Pi, agente de código da earendil-works, chega a 85.661 estrelas
Projeto aberto combina CLI, runtime de agentes e API para vários provedores de LLM.
Projeto aberto combina CLI, runtime de agentes e API para vários provedores de LLM.
O Pi é um kit aberto para criar agentes de código, usar ferramentas e trocar entre provedores de modelos. A earendil-works criou o projeto em 2025-08-09, e o repositório alcançou 85.661 estrelas em 364 dias. A ferramenta reúne uma CLI interativa, um runtime de agente e uma API unificada para OpenAI, Anthropic, Google e outros serviços. Ela serve para desenvolvedores que querem operar agentes no terminal sem integrar cada provedor do zero.
O pacote @earendil-works/pi-coding-agent entrega a CLI de programação. O @earendil-works/pi-agent-core executa o ciclo do agente, chama ferramentas e guarda o estado. Já o @earendil-works/pi-ai padroniza o acesso a vários provedores de LLM. Cada parte tem uma função definida.

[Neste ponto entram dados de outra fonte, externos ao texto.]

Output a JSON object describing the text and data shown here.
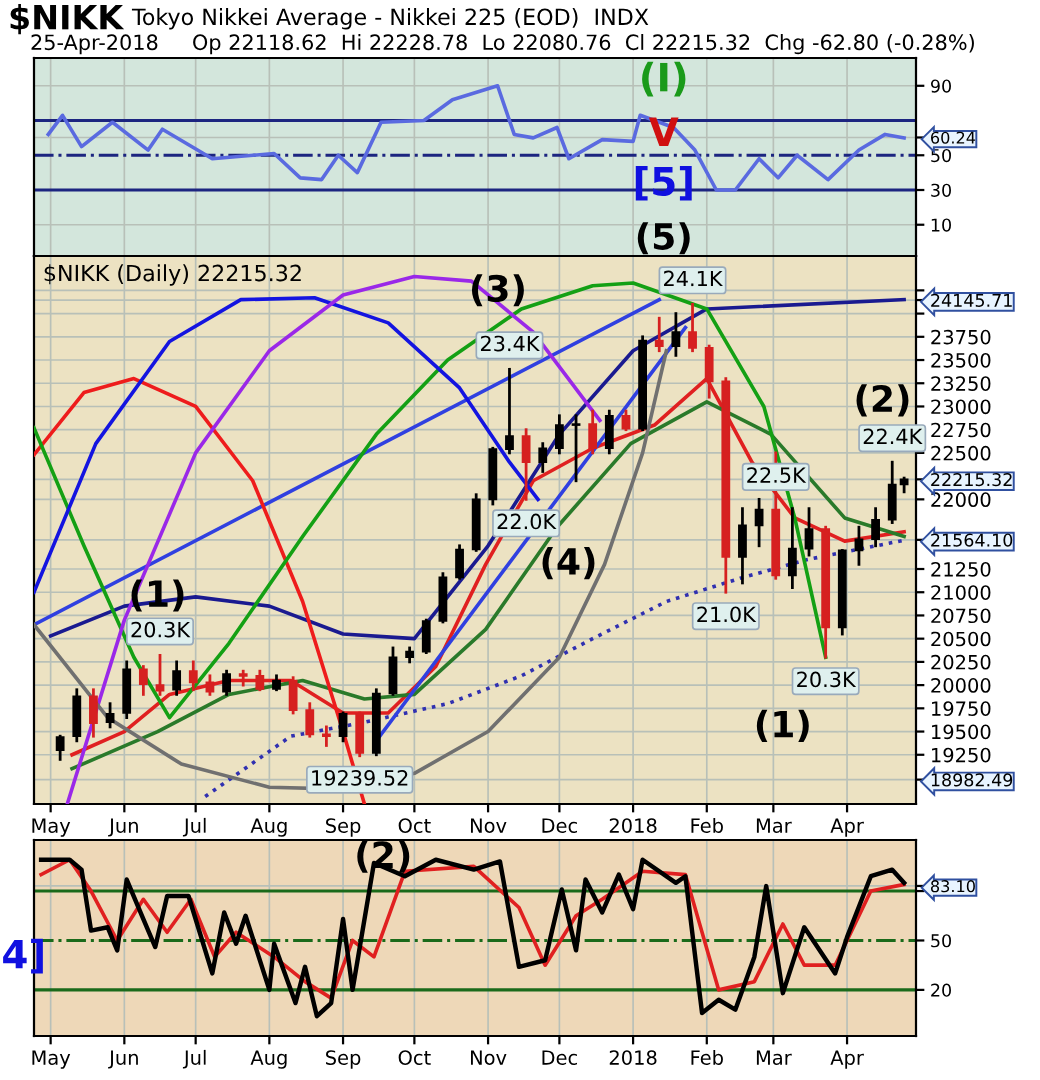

A interface de terminal fica no @earendil-works/pi-tui, que oferece renderização diferencial. O @earendil-works/pi-telemetry define contratos de telemetria, um adaptador de referência, testes de conformidade e esquemas tipados. O código usa TypeScript e roda localmente como CLI, runtime e interface. Os modelos dependem dos provedores externos e das credenciais que o usuário configurar.
A versão v0.84.1 adicionou o provedor Qwen Token Plan Individual e a chave internacional compartilhada QWEN_TOKEN_PLAN_API_KEY. O comando pi auth check verifica a credencial do provedor ou do modelo antes do uso e pode emitir a credencial resolvida. Essa saída exige cuidado em terminais compartilhados.
O usuário pode instalar a CLI pelos caminhos documentados ou compilar uma release a partir do código-fonte. As releases incluem um arquivo de origem versionado e o SHA256SUMS correspondente. O script de build instala dependências, compila o monorepo, gera o executável Bun e prepara os arquivos necessários para rodar. A primeira execução depende da configuração de uma chave de provedor.
Quem quiser trabalhar sem atualizar os catálogos online pode usar --offline-model-data. A flag faz o build usar os dados de modelos incluídos na release. O projeto também fixa versões exatas das dependências externas, usa o package-lock.json como fonte de verdade e publica packages/coding-agent/npm-shrinkwrap.json para travar dependências transitivas. O npm run check confere essas regras.
O principal limite aparece no controle de acesso. O Pi não restringe sozinho arquivos, processos, rede ou credenciais e herda as permissões do usuário e do processo que o iniciou. Quem precisa de sandbox nativa não deve executá-lo diretamente no sistema principal. O README recomenda Gondolin, Docker ou OpenShell para criar essa barreira.
O projeto oferece recursos recentes para a operação diária. A interface em tela cheia permite selecionar palavras e parágrafos com múltiplos cliques e configurar a rolagem de meia página. Extensões também podem encerrar lotes bloqueados de chamadas de ferramentas sem provocar outra chamada automática ao modelo. São recursos úteis para quem controla o comportamento do agente no terminal.
Os números mostram adoção alta e maturidade ainda curta. O repositório tem 10.635 forks, 93 issues abertas e recebeu o último commit em 2026-08-09. A versão mais recente é a v0.84.1, publicada em 2026-08-07. A licença MIT permite usar, modificar e redistribuir o código, mas a falta de permissões embutidas torna o Pi inadequado para quem precisa impor limites de segurança sem configurar um container ou sandbox externo.